The Hardest Things in the World: Expectations and Accountability

Posted by Julie • May 26, 2022 • 4 min read

As leaders, one of the toughest things we face is setting clear expectations, gaining alignment from others, and creating structures for accountability.

And, if we have set expectations, we need to expect everyone to be accountable to them.

So let’s do this together, leaders! (No surprise I’m writing this to rally myself!)

What Is An Expectation?

Easy? Not really. Is an expectation a color-by-number picture? We know the outcome because we know the color that should go in each space? Or is an expectation set of guidelines? “In the end, your picture must include an elephant.”

One of my closest friends said, “You have to tell people *exactly* what you expect.” Yet, I’d prefer to provide guidelines, and give some flex inside the space.

In the end, an expectation can be either – a color-by-number list or a set of guidelines. As leaders, you have the right to have very defined expectations and those with give. Presumably, you have situations that require different approaches. And presumably, you have adults working for you that should be able to navigate either.

How do you know when it is time to set, or reset, an expectation?

You see a pattern that is creating friction. Why?

  1. People are ignoring the expectation in willful defiance .

  2. People do not know what is expected due to lack of clarity.

  3. People know the expectation, but neither peers nor management holds them accountable.

Why Do We Avoid Accountability?

It is the hardest thing to do because it means one adult will have to open an awkward conversation with another adult about something they did, or did not do, which we thought was understood.  This awkward conversation is a strong deterrent to accountability – so strong, in fact, that we often make excuses:

  • “It only happened once. It if happens again, I’ll talk to them about it.”
  • “”It’s not that big of a deal, it’s not the battle I want to fight today.”
  • “If I confront the behavior, the employee may react poorly and negativity hurts the team right now.”
  • “I didn’t talk to this other person and they did something similar, so now it looks like I’m being unfair to the new person.”
  • “I hate these conversations because I feel like a jerk and I want to have positive energy.”

But we have to. How do we create accountability?

Before losing your cool, which can be a thing…

Validate “The Issue”. Is it a one-off or a pattern?

If it’s a one-off, is it egregious enough to approach with a team or the whole org, or it is a rare individual circumstance?

Determine what expectations you have related to performance or behavior related to The Issue.

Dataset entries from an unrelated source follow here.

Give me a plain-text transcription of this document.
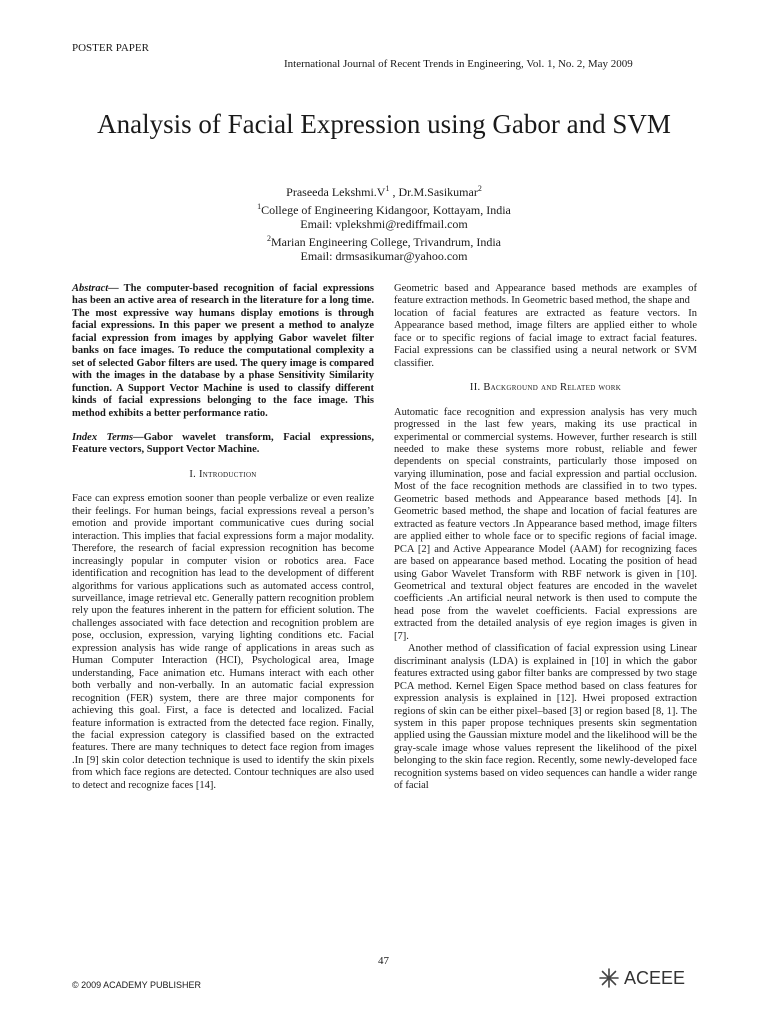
POSTER PAPER
International Journal of Recent Trends in Engineering, Vol. 1, No. 2, May 2009
Analysis of Facial Expression using Gabor and SVM
Praseeda $Lekshmi.V^1$ , Dr.M.Sasikumar$^2$
$^1$College of Engineering Kidangoor, Kottayam, India
Email: vplekshmi@rediffmail.com
$^2$Marian Engineering College, Trivandrum, India
Email: drmsasikumar@yahoo.com

Abstract— The computer-based recognition of facial expressions has been an active area of research in the literature for a long time. The most expressive way humans display emotions is through facial expressions. In this paper we present a method to analyze facial expression from images by applying Gabor wavelet filter banks on face images. To reduce the computational complexity a set of selected Gabor filters are used. The query image is compared with the images in the database by a phase Sensitivity Similarity function. A Support Vector Machine is used to classify different kinds of facial expressions belonging to the face image. This method exhibits a better performance ratio.

Index Terms—Gabor wavelet transform, Facial expressions, Feature vectors, Support Vector Machine.

I. Introduction

Face can express emotion sooner than people verbalize or even realize their feelings. For human beings, facial expressions reveal a person’s emotion and provide important communicative cues during social interaction. This implies that facial expressions form a major modality. Therefore, the research of facial expression recognition has become increasingly popular in computer vision or robotics area. Face identification and recognition has lead to the development of different algorithms for various applications such as automated access control, surveillance, image retrieval etc. Generally pattern recognition problem rely upon the features inherent in the pattern for efficient solution. The challenges associated with face detection and recognition problem are pose, occlusion, expression, varying lighting conditions etc. Facial expression analysis has wide range of applications in areas such as Human Computer Interaction (HCI), Psychological area, Image understanding, Face animation etc. Humans interact with each other both verbally and non-verbally. In an automatic facial expression recognition (FER) system, there are three major components for achieving this goal. First, a face is detected and localized. Facial feature information is extracted from the detected face region. Finally, the facial expression category is classified based on the extracted features. There are many techniques to detect face region from images .In [9] skin color detection technique is used to identify the skin pixels from which face regions are detected. Contour techniques are also used to detect and recognize faces [14].

Geometric based and Appearance based methods are examples of feature extraction methods. In Geometric based method, the shape and

location of facial features are extracted as feature vectors. In Appearance based method, image filters are applied either to whole face or to specific regions of facial image to extract facial features. Facial expressions can be classified using a neural network or SVM classifier.

II. Background and Related work

Automatic face recognition and expression analysis has very much progressed in the last few years, making its use practical in experimental or commercial systems. However, further research is still needed to make these systems more robust, reliable and fewer dependents on special constraints, particularly those imposed on varying illumination, pose and facial expression and partial occlusion. Most of the face recognition methods are classified in to two types. Geometric based methods and Appearance based methods [4]. In Geometric based method, the shape and location of facial features are extracted as feature vectors .In Appearance based method, image filters are applied either to whole face or to specific regions of facial image. PCA [2] and Active Appearance Model (AAM) for recognizing faces are based on appearance based method. Locating the position of head using Gabor Wavelet Transform with RBF network is given in [10]. Geometrical and textural object features are encoded in the wavelet coefficients .An artificial neural network is then used to compute the head pose from the wavelet coefficients. Facial expressions are extracted from the detailed analysis of eye region images is given in [7].

Another method of classification of facial expression using Linear discriminant analysis (LDA) is explained in [10] in which the gabor features extracted using gabor filter banks are compressed by two stage PCA method. Kernel Eigen Space method based on class features for expression analysis is explained in [12]. Hwei proposed extraction regions of skin can be either pixel–based [3] or region based [8, 1]. The system in this paper propose techniques presents skin segmentation applied using the Gaussian mixture model and the likelihood will be the gray-scale image whose values represent the likelihood of the pixel belonging to the skin face region. Recently, some newly-developed face recognition systems based on video sequences can handle a wider range of facial

47
© 2009 ACADEMY PUBLISHER	ACEEE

If The Issue has been validated, gather the right people and put forth a suggestion for betterment. Put the suggestion in writing for clarity.

Then, provide an opportunity for people to weigh in on the guidance.

Once you’ve gained alignment, share the expectation with everyone.

Now, the hard part. Accountability. Someone misses the mark. And The Issue lands on your desk as a leader to be the arbiter of truth – even though it probably should have been resolved before it ever floated up. Which means…your managers may have avoided accountability because a.) they are human and found themselves using one of the excuses above or b.) the employee thought they might be able to get an exception or the expectation wasn’t intended for them.

Use this as an opportunity to coach. I find it’s great to role play the difficult conversation with a trusted advisor. Refer back to the expectation that was originally shared, and craft words as to why The Issue was outside the expectation. Try to frame the expectation in the clear affirmative when possible.

EXAMPLE: “Together, our team and organization agreed to the expectation that all employees are expected to be strong contributors to their teams and this includes being present and ensuring coverage when out. When you are not here, our coverage model breaks down and it puts strain on others and leaves gaps. The team is depending on your contribution so I need for you to align with the work hours we have agreed upon.”

Good luck. I’d recommend using your performance management system to document both expectations and corresponding accountability conversations.